Los tiempos han cambiado. Y esos nuevos tiempos se van a caracterizar por la resurrección del enemigo exterior, por la cháchara buenista, por la palabra ‘Dios’ convertida en muletilla republicana. Se acerca la era Reagan y es ese ex-actor (que cree haber estado en la misma guerra que sus conciudadanos por el mero hecho de haber representado el papel en alguna película) el que se pasea por los estados del norte en su autobús de candidato cercano y aleccionador de masas sentimentales. Las fuerzas vivas del pueblo (representadas por un abogado fordiano capaz de emocionarse hasta las lágrimas y beber hasta encadenar discursos que deslumbran a unos contertulios que apenas superaron la primaria) se quieren mostrar escépticas, pero terminan haciendo cola para hincar la rodilla. Un apretón de manos al gran hombre que nos sacará de todo esto, el Travis que limpiará las calles.
Pero esas fuerzas nada ocultas –y que superan ampliamente las posibilidades de ese hombre de la calle, de esa ordinary people– conspiran para que nada tenga sentido. Para que los cadáveres se amontonen sin saber muy bien ya a qué bando pertenecen. Para que emerjan odios fraticidas macerados durante décadas enteras. El bien ha visto demasiadas películas de John Wayne y se cree que puede tenderle una emboscada a los malos usando como cebo a ese carnicero que sólo quiere retomar su vida aburrida, para mayor desazón de una mujer que sólo quiere que pasen cosas.
Ni mito de Sísifo ni abducciones marcianas. Lo espiritual y lo sobrenatural son meros pretextos que en realidad no despiertan la curiosidad del americano medio. Toda la filosofía de Camus se puede despachar alegando que nunca tuvo una hija de seis años. Y los OVNIS no son más que engorrosos fenómenos que es mejor dejar fuera del informe policial, no vayamos a liarla. La vida, cuanto más simple, mejor.
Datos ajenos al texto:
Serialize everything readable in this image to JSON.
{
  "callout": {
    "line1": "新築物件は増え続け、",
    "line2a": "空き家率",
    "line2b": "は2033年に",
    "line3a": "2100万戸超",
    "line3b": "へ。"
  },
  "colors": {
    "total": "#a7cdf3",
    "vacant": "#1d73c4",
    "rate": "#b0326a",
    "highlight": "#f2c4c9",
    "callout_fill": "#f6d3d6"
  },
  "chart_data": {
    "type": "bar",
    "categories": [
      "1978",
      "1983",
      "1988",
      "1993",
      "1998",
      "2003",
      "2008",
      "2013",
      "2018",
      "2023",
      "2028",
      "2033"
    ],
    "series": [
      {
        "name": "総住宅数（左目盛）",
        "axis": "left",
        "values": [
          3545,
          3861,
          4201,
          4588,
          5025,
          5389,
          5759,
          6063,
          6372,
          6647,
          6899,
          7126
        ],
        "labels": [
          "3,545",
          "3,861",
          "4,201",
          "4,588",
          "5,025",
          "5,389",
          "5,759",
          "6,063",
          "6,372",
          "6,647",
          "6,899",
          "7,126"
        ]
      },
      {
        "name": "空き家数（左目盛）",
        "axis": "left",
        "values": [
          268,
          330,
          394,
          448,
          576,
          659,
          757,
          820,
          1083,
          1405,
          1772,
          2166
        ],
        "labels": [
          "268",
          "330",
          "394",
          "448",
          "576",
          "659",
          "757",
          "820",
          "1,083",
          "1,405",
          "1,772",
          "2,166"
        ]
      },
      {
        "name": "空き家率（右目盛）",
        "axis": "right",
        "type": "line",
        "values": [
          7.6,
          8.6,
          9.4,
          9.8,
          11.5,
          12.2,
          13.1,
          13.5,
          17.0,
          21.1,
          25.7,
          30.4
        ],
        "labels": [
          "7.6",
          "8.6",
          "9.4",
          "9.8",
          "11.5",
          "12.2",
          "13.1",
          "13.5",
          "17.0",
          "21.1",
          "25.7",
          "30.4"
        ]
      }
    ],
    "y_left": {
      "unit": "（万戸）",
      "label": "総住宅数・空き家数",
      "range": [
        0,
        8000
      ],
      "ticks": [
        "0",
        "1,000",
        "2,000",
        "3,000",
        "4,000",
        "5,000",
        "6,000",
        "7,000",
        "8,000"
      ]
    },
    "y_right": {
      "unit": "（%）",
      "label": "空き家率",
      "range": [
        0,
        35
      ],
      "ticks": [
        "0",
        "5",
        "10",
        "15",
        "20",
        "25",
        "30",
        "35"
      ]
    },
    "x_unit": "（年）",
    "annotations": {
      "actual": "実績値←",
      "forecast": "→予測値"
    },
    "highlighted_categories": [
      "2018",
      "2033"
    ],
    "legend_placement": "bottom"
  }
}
Mientras nuestra madre –posiblemente bajo la influencia del fármaco experimental que toma- se imagina un mundo feliz donde todos vayamos y vengamos del supermercado y soplemos las velas de las tartas que nos traen nuestros nietos… el nuevo orden se impone. Y el abanderado del nuevo orden son organizaciones que buscan sedes con fachadas de cristal donde legitimizar sus negocios sucios. Lugares imponentes donde los soldados son recompensados por los servicios prestados con el aburrimiento de una oficina propia, máquina de escribir y trato directo con el contable. El ascenso resulta, pues, algo decepcionante. Aunque nuestro hitman descubrirá, de boca de su superior, uno de los secretos fundamentales de nuestro tiempo: “sólo queda un negocio en el mundo: el negocio del dinero, los unos y los ceros”. La OPA hostil contra los Gerhardt ha terminado, completándose la absorción. Y sí, han sido sólo negocios.
Llega la era Reagan, el impulso definitivo que afianzará ese capitalismo salvaje que desembarca treinta años después en la Europa del euro sin estado de bienestar. Sus futuros votantes –como los futuros votantes de Trump- confían en el aislacionismo, la lagrimita al escuchar el himno patrio y la belicosidad de matón de instituto para recobrar el “orgullo” y… volver a ser grandes.
La segunda temporada de Fargo nos demuestra que la única grandeza de América –la del hombre medio con ilusiones, la del carnicero que sólo aspira a la misma vida aburrida que su jefe- termina con demasiada frecuencia en una cámara frigorífica, exhausto, frustrado, rodeado de esa materia prima sangrante y lista para el despiece. Como él mismo.